At this point, the situation hasn't changed dramatically. Multiple agencies are report that the surplus is still present. The International Sugar Organization is predicting the surplus around 4,5 million metric tons of sugar in the 2013-2014 marketing year.
The current bias is bearish. The price is trading around 16,92 cents per pound. The chart below, courtesy of Masterforex-V Academy, reflects the current state of affairs in the market of sugar:
Bullish factors:
The Indian farmers and refineries still cannot agree on the price on sugarcane while the harvesting campaign is underway. The government may impose sanctions on them if the refining process doesn't start till December 7th since sugarcane cannot be stored for a long time. It needs to be refined as fast as possible.

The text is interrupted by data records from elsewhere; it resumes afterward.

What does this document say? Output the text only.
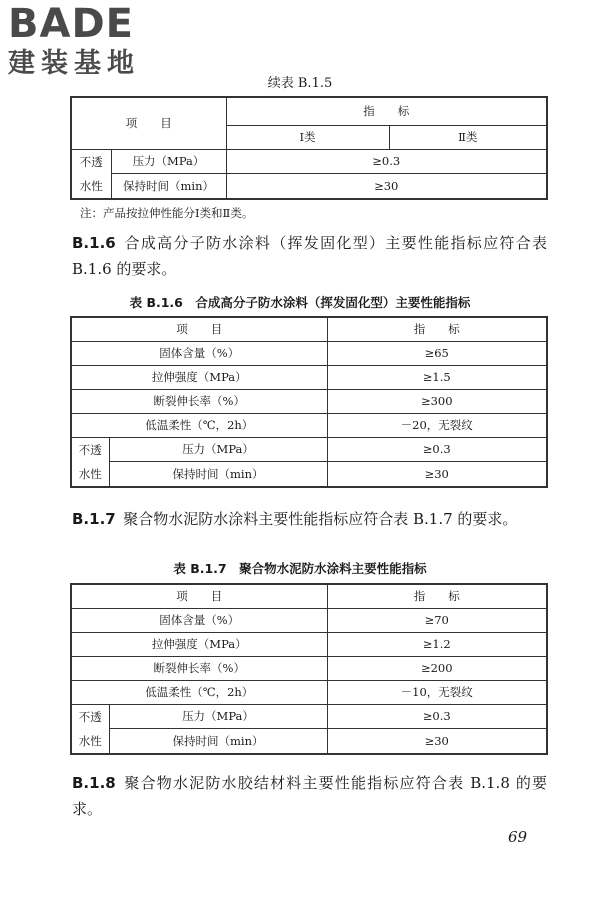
BADE
建装基地
续表 B.1.5
项　　目		指　　标	
		Ⅰ类	Ⅱ类

不透
水性	压力（MPa）	≥0.3	
	保持时间（min）	≥30	
注：产品按拉伸性能分Ⅰ类和Ⅱ类。
B.1.6  合成高分子防水涂料（挥发固化型）主要性能指标应符合表 B.1.6 的要求。
表 B.1.6　合成高分子防水涂料（挥发固化型）主要性能指标
项　　目		指　　标
固体含量（%）		≥65
拉伸强度（MPa）		≥1.5
断裂伸长率（%）		≥300
低温柔性（℃，2h）		－20，无裂纹

不透
水性	压力（MPa）	≥0.3
	保持时间（min）	≥30
B.1.7  聚合物水泥防水涂料主要性能指标应符合表 B.1.7 的要求。
表 B.1.7　聚合物水泥防水涂料主要性能指标
项　　目		指　　标
固体含量（%）		≥70
拉伸强度（MPa）		≥1.2
断裂伸长率（%）		≥200
低温柔性（℃，2h）		－10，无裂纹

不透
水性	压力（MPa）	≥0.3
	保持时间（min）	≥30
B.1.8  聚合物水泥防水胶结材料主要性能指标应符合表 B.1.8 的要求。
69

The beetroot harvesting campaign in Ukraine is lagging behind last year's campaign by 44%.
Bearish factors:
The USDA has published another global sugar market report. The report indicates that the forecasts (production, storage etc) have been raised.
Thailand has also started its sugarcane harvesting campaign this week.
The UNICA has reported on the first two weeks of November. The sugar production in the Central-South region of Brazil reached 1,96 million metric tons during the reporting period. At the same time, the Brazilian Real is down against the US Dollar, which favors sugar export and exerts extra pressure on sugar prices worldwide.